In a small bowl, stir together 3 tablespoons soy sauce, 2 tablespoons rice wine, 1 tablespoon brown sugar, and 1/2 teaspoon cornstarch and set aside.
Prepare the noodles. steak, ginger, and garlic. Here I am cheating using garlic and ginger paste in a tube, very convenient!
Slice the beef steaks into thin strips, cutting across the grain.
Season the beef strips in a large bowl with coarse kosher salt and fresh cracked Szechuan pepper.
Boil the wide egg noodles about 8 minute while cooking the stir fry.
Prepare the snap peas, which I like for their size and volume by preference, or you could use snow peas or another vegetable choice.

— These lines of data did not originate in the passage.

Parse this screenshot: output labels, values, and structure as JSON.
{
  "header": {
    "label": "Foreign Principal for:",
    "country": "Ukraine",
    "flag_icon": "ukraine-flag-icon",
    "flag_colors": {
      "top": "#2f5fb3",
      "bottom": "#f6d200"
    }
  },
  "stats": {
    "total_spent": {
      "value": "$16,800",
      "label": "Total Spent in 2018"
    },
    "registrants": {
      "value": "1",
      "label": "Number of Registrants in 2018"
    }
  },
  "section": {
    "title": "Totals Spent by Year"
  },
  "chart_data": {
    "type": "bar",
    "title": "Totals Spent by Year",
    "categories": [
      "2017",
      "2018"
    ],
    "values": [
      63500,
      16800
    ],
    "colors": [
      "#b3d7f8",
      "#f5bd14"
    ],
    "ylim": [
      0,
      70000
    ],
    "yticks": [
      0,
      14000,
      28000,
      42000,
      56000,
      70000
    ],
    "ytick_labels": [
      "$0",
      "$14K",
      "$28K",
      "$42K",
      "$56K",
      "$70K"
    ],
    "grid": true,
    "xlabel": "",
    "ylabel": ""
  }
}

Heat a large skillet or wok to med-high and add the garlic and ginger.
Stir until fragrant about 30 seconds.
Add the beef to the skillet over high heat and stir.
Stir about 2 minutes until browned.
Add the snap peas and stir about 3 more minutes.
Stir in the sauce mixture and heat to boiling stirring constantly. Then simmer a few minutes until the sauce begins to thicken.
The noodles and stir fry should finish about the same time. Drain the noodles.